And then there’s Styx’s 1983 album Kilroy Was Here.
You might read that transition and think to yourself, “Holy crap, that’s harsh.” (See what I did there?) You want to believe that the album, and the cringeworthy major hit from it, “Mr. Roboto,” are better than what people say about them. And then you listen, wondering, “What were they thinking?” Actually, you might be thinking all sorts of other things, what with it being the 1980s and all…
The band Styx had just come off a creative high point, the album Paradise Theatre (1981), which combined in equal measure Tommy Shaw’s pop-rock sensibilities, Dennis DeYoung’s theatrical balladry, and James “J.Y.” Young’s heavier side. The balance, however, was upended when it was deemed that the next project would be a concept album backed by a movie musical about a rocker in a strange, future dystopia where rock and roll is not allowed. The “real” hit of the album Kilroy Was Here would be the single “Don’t Let It End,” which emotionally has threads back to Paradise Theatre‘s “The Best of Times.”
The majority of what remains is a melodramatic, hyperbolic, frequently straight-up goofy record. “Mr. Roboto” has been rendered a punchline after these many decades. The harsh synths that swallow up the majority of the sonic palette of the album have aged poorly. A lot of the blame it laid at DeYoung’s feet, he being a devotee of musical theater. Kilroy Was Here seeks to be a Rocky Horror Picture Show but ends up like a fan fiction scribble of it. And to my knowledge, the movie never got made. It would be the second disappointment for cinematographer Jordan Cronenweth in 1983, following the thudding bomb that was the movie Blade Runner. Blade Runner found appreciation over time. Kilroy Was Here does not.
But you need to plunge into that pile of elephant turd and – indulge me here – you might just find a perfect coffee bean. That would be the Shaw-sung “Just Get Through This Night,” a song so out of place on this record, it screams to be freed. It’s a pop ballad, the likes of which Styx had become known for, but it’s air of desperation was different from the likes of “The Best of Times” or the massive success that was “Babe.” In many ways, “Just Get Through This Night” has the lyrical lineage of “Renegade,” if not the pounding rock heartbeat of it.

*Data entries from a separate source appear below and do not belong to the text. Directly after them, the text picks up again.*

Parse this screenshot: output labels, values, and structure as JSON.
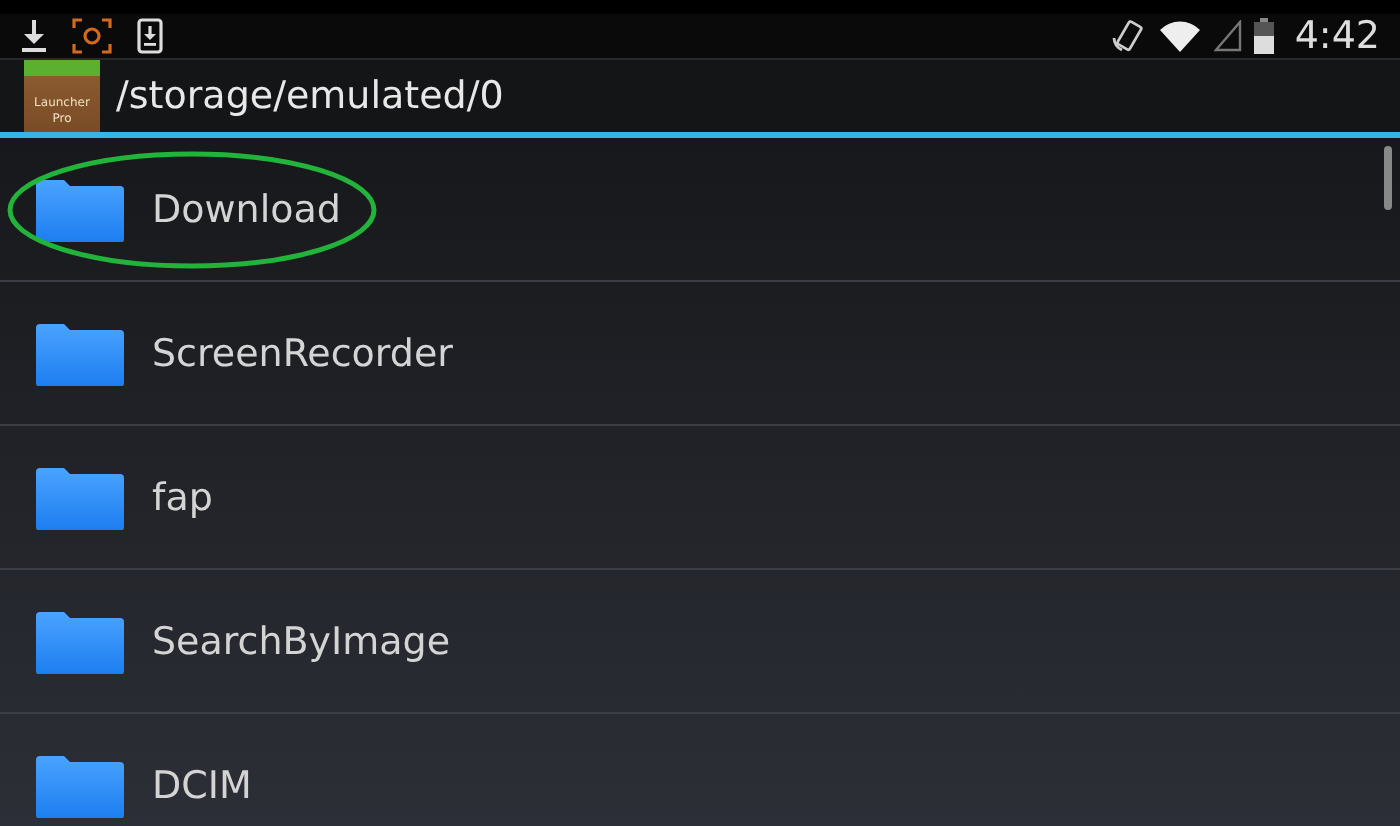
{
  "status_bar": {
    "time": "4:42"
  },
  "header": {
    "app_icon_text": [
      "Launcher",
      "Pro"
    ],
    "path": "/storage/emulated/0"
  },
  "folders": [
    {
      "name": "Download",
      "circled": true
    },
    {
      "name": "ScreenRecorder",
      "circled": false
    },
    {
      "name": "fap",
      "circled": false
    },
    {
      "name": "SearchByImage",
      "circled": false
    },
    {
      "name": "DCIM",
      "circled": false
    }
  ]
}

The protagonist – one assumes – is Jonathan Chase, the hero who will bring back the once-lauded rocker Kilroy from exile, to fight the fascistic MMM (the Majority for Musical Morality), an analogue to the Conservative Right’s various wars on pop music in the ’80s. Chase dreams of all that he might accomplish if he can escape the present darkness, the totalitarianism of the MMM to “protect the innocent from the horrors and vice of rock and roll.”

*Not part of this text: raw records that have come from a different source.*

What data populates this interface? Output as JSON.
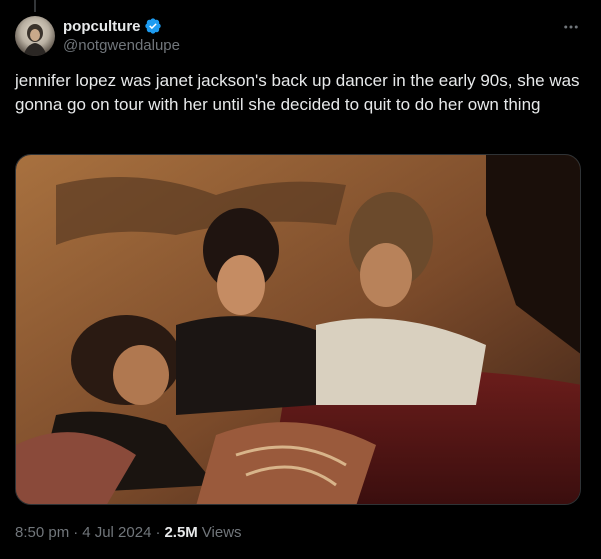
{
  "author": {
    "display_name": "popculture",
    "handle": "@notgwendalupe",
    "verified": true
  },
  "tweet": {
    "text": "jennifer lopez was janet jackson's back up dancer in the early 90s, she was gonna go on tour with her until she decided to quit to do her own thing"
  },
  "media": {
    "icon": "photo"
  },
  "meta": {
    "time": "8:50 pm",
    "separator": "·",
    "date": "4 Jul 2024",
    "views_count": "2.5M",
    "views_label": "Views"
  },
  "colors": {
    "background": "#000000",
    "text": "#e7e9ea",
    "secondary": "#71767b",
    "verified": "#1d9bf0",
    "border": "#2f3336"
  }
}
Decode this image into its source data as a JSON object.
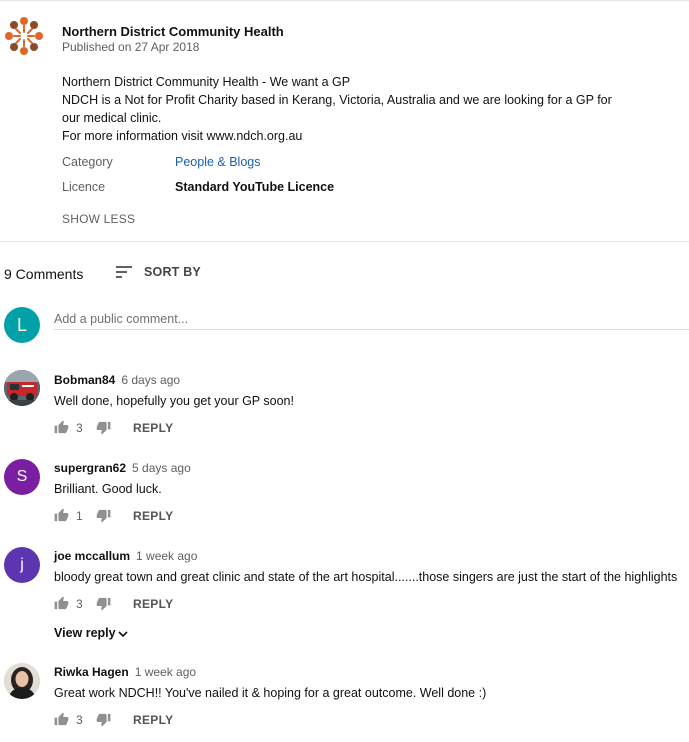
{
  "video": {
    "channel_name": "Northern District Community Health",
    "published": "Published on 27 Apr 2018",
    "description_lines": [
      "Northern District Community Health - We want a GP",
      "NDCH is a Not for Profit Charity based in Kerang, Victoria, Australia and we are looking for a GP for",
      "our medical clinic.",
      "For more information visit www.ndch.org.au"
    ],
    "category_label": "Category",
    "category_value": "People & Blogs",
    "licence_label": "Licence",
    "licence_value": "Standard YouTube Licence",
    "show_less": "SHOW LESS",
    "logo_colors": [
      "#e0662a",
      "#8a4b2b"
    ]
  },
  "comments_header": {
    "count_label": "9 Comments",
    "sort_label": "SORT BY",
    "sort_icon": "sort-icon"
  },
  "add_comment": {
    "avatar_letter": "L",
    "avatar_color": "#00a2a8",
    "placeholder": "Add a public comment..."
  },
  "comments": [
    {
      "author": "Bobman84",
      "time": "6 days ago",
      "text": "Well done, hopefully you get your GP soon!",
      "likes": "3",
      "reply_label": "REPLY",
      "avatar": "photo-fire-truck"
    },
    {
      "author": "supergran62",
      "time": "5 days ago",
      "text": "Brilliant. Good luck.",
      "likes": "1",
      "reply_label": "REPLY",
      "avatar_letter": "S",
      "avatar_color": "#7b1fa2"
    },
    {
      "author": "joe mccallum",
      "time": "1 week ago",
      "text": "bloody great town and great clinic and state of the art hospital.......those singers are just the start of the highlights",
      "likes": "3",
      "reply_label": "REPLY",
      "avatar_letter": "j",
      "avatar_color": "#5e35b1",
      "view_reply": "View reply"
    },
    {
      "author": "Riwka Hagen",
      "time": "1 week ago",
      "text": "Great work NDCH!! You've nailed it & hoping for a great outcome. Well done :)",
      "likes": "3",
      "reply_label": "REPLY",
      "avatar": "photo-woman"
    }
  ]
}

“Just Get Through This Night” is nowhere near the heavy-handedness that shoves down the rest of the record, and is therefore the most effective cut. The rest of the songs seem to emulate, not satirize, the crusades of Frederick Wertheim against the moral rot of comic books; Tipper Gore’s battle against Frank Zappa, Dee Snyder, and Rob Halford; and any number of people, some of whom were well-meaning and well-intended. Others were about control, pure and simple. They did not have reign over the medium, therefore having no reign over the message, so they chose to attack said medium.
Rock music has, throughout its existence, stood in as a proxy for rebellion. It’s bizarre to hear the Kilroy songs, and practically any song that insists you “gotta stand up for the rock ‘n roll!” It is passe. It’s quaint in the way that Beach Boys songs about how great that car is now sound, or the Patti Page song about how great Old Cape Cod is, or any subject that is not directly sexual-relationship-based now seems.
“Just Get Through This Night” exerts the right amount of yearning, handily putting the rest of the record to shame, and should have been released as a single. Considering that the album was DeYoung’s baby, while this track was a Tommy Shaw concoction, that probably was never going to happen. It still saddens me that the world has come to see Kilroy Was Here as this giant mistake, but squirreled deep inside of it is a valuable gem. But who will dare stick their hand into the turd to go after it?